When you look at the cover of the Sheepdogs album Learn & Burn, it’s pretty easy to imagine what the music inside might be like. The photo depicts three shaggy guitarists rocking out, and the guy in the middle—with his dirty-blond hair hanging down over his face—looks a lot like Duane Allman in the At Fillmore East days. To his right is a bearded fellow with thick black curls whose whole vibe screams Carlos Santana at Woodstock.
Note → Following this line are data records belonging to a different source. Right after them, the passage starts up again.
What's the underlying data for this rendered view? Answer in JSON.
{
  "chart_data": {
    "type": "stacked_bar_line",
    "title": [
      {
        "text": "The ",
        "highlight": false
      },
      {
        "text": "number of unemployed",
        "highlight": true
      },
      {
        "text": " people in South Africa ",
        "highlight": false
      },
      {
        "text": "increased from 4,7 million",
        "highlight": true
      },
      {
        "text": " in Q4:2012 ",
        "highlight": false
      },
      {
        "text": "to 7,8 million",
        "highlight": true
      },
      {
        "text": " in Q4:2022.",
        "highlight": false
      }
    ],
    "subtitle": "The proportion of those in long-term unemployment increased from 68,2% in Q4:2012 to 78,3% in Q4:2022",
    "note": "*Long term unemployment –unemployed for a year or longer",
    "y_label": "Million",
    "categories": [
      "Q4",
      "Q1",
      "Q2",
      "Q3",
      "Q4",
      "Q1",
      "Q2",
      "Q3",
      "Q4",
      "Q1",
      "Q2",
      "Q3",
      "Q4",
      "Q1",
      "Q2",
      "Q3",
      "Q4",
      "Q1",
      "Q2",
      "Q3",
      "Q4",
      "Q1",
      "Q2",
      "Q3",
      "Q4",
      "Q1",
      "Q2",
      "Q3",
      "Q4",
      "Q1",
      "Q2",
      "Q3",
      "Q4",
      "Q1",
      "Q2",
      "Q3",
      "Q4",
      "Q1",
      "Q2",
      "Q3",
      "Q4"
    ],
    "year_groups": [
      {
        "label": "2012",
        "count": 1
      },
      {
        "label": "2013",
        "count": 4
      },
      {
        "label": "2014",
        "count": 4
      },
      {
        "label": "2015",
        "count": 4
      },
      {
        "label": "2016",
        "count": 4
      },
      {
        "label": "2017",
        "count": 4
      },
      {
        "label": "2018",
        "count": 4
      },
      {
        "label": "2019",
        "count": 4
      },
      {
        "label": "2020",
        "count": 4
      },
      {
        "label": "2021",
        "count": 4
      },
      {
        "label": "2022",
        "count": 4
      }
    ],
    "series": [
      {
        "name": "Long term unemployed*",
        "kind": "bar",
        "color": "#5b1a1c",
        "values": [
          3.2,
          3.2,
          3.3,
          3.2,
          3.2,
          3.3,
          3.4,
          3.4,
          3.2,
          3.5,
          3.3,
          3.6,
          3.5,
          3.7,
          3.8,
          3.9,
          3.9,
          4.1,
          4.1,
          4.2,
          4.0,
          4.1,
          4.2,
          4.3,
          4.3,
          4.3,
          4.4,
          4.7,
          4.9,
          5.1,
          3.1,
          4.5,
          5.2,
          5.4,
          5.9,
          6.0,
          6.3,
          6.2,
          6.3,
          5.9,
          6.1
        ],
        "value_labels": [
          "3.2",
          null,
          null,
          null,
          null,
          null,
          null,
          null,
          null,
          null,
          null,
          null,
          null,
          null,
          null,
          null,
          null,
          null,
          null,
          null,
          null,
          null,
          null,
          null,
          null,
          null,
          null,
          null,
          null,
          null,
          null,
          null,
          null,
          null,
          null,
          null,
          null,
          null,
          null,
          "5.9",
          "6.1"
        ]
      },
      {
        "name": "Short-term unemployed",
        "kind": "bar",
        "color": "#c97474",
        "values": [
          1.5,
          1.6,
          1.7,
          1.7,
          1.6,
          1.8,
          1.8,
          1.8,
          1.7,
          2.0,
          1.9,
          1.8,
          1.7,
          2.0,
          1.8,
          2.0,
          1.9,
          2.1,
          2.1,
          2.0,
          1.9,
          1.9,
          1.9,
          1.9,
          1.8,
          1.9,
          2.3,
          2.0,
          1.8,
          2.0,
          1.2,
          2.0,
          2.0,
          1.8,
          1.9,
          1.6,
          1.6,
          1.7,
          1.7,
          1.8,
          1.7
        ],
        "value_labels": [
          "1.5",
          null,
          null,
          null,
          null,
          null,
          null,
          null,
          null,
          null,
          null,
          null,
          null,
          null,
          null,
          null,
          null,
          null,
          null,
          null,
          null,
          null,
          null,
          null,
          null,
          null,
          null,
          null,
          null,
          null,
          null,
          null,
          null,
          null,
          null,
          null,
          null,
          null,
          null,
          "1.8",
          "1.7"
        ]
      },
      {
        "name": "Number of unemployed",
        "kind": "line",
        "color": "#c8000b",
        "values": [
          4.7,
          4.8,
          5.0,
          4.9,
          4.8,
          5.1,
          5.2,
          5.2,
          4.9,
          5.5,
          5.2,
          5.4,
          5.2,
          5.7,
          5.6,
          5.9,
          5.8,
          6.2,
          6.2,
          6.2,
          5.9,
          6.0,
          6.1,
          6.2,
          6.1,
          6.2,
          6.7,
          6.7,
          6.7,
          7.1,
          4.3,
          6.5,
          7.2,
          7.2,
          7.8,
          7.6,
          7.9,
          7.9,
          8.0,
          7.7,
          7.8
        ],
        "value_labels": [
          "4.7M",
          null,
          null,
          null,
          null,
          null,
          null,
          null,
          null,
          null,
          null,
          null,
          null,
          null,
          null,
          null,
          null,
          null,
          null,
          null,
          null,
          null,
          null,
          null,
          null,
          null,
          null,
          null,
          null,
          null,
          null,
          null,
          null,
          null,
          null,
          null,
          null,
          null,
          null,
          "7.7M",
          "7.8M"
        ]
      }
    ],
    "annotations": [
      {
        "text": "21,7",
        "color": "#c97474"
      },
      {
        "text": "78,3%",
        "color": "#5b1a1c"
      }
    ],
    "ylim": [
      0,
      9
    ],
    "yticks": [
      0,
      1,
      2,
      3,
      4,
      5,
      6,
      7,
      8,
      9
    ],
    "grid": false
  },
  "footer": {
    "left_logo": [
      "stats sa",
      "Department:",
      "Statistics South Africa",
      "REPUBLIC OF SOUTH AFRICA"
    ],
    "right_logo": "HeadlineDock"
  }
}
So it’s no surprise that the first single from Learn & Burn, “I Don’t Know”, boasts a heavy southern-rock vibe, or that the title track features smouldering Latin-rock elements. On the phone from T.O.—where his band is performing as part of the Toronto International Film Festival—Sheepdogs songwriter, vocalist, and guitarist Ewan Currie (the Allman-lookin’ dude) admits his group’s indebtedness to the sounds of the ’70s.
“We just wanted to take all the music that we like and kind of combine it,” says Currie, “and hopefully it’s our own kind of musical stew. It just happens that a lot of it typically comes from the ’60s and ’70s. The type of music being made at that time really speaks to us, I guess.”

It also speaks to the hordes of folks who, impressed by the Sheepdogs’ retro leanings, voted for them in a competition to see which unsigned act would be the first ever to appear on the cover of Rolling Stone. The Sheepdogs eventually took that top prize—their unkempt image gracing the magazine’s August 5, 2011, issue—but not before facing off against cofinalist Lelia Broussard at the Bonnaroo festival in Tennessee, where Currie got to see both his hero Gregg Allman and the reunited Buffalo Springfield perform.

Another byproduct of the Sheepdogs’ recent popularity boost is their scoring of the opening slot on the Kings of Leon’s upcoming cross-Canada tour. Currie is particularly psyched about warming up for the Followill clan because when his band started out it covered a ton of material from the first KOL album, Youth and Young Manhood.

As far as the actual Rolling Stone article goes, Currie says it was a “surreal” experience absorbing the Austin Scaggs–penned piece. So did he and his bandmates get up early on the day of publication so they could race out to the nearest bookstore and buy as many copies as they could carry out?

“We were actually given a whole box of them the day we found out we were on the cover,” explains Currie. “I wish I still had one of them, because they all kinda disappeared over the last month or so. People kept askin’ for them and grabbin’ ’em, and I’m not very good at saving the mementos. But I think my mom has a couple, so I should be okay.”